In Japanese myth, foxes are able to shapeshift into human form with the use of different leaves on their heads for transformation, hence "Kuzu" or Kudzu leaf, from her name "Kuzunoha." Yasuna falls in love with Kuzunoha and then they later marry. She bears him a child named Abe no Seimei, who later becomes a prominent onmyooji, or spiritual astrologist for the Emperor. Several years later Kuzunoha is viewing some chrysanthemums and Seimei sees the tip of her tail. After her true identity is revealed, she prepares to depart back to the forest. Before she leaves, she writes a farewell poem on a screen, asking her husband to come visit her in Shinoda forest, where he first saved her. Yasuna and Seimei search for her and she appears to them in the form of a fox. Kuzunoha then reveals that she is the kami, or God, of Shinoda shrine and bestows upon Seimei a gift of being able to comprehend the language of beasts. Abe no Seimei cured Emperor Toba of a special spell cast by Tamamo no Mae, the Emperor's favorite concubine. Tamamo no Mae was supposedly a nine tail fox herself. 

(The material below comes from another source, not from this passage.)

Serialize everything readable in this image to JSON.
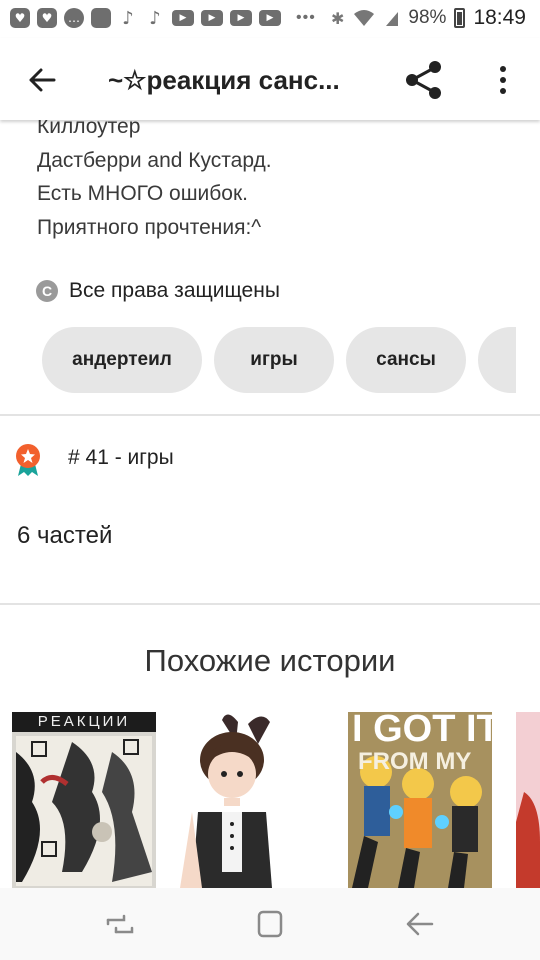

Relative to Japanese mythology, foxes often are portrayed as malicious and dangerous. But the fox is also revered as guardians of the rice crop and also the messenger of the god of harvests, Inari. It is said that when a fox turns 100 years old, it can not only assume human form, but can possess humans as well. When a fox turns 1000, it will turn gold, and grow nine tails.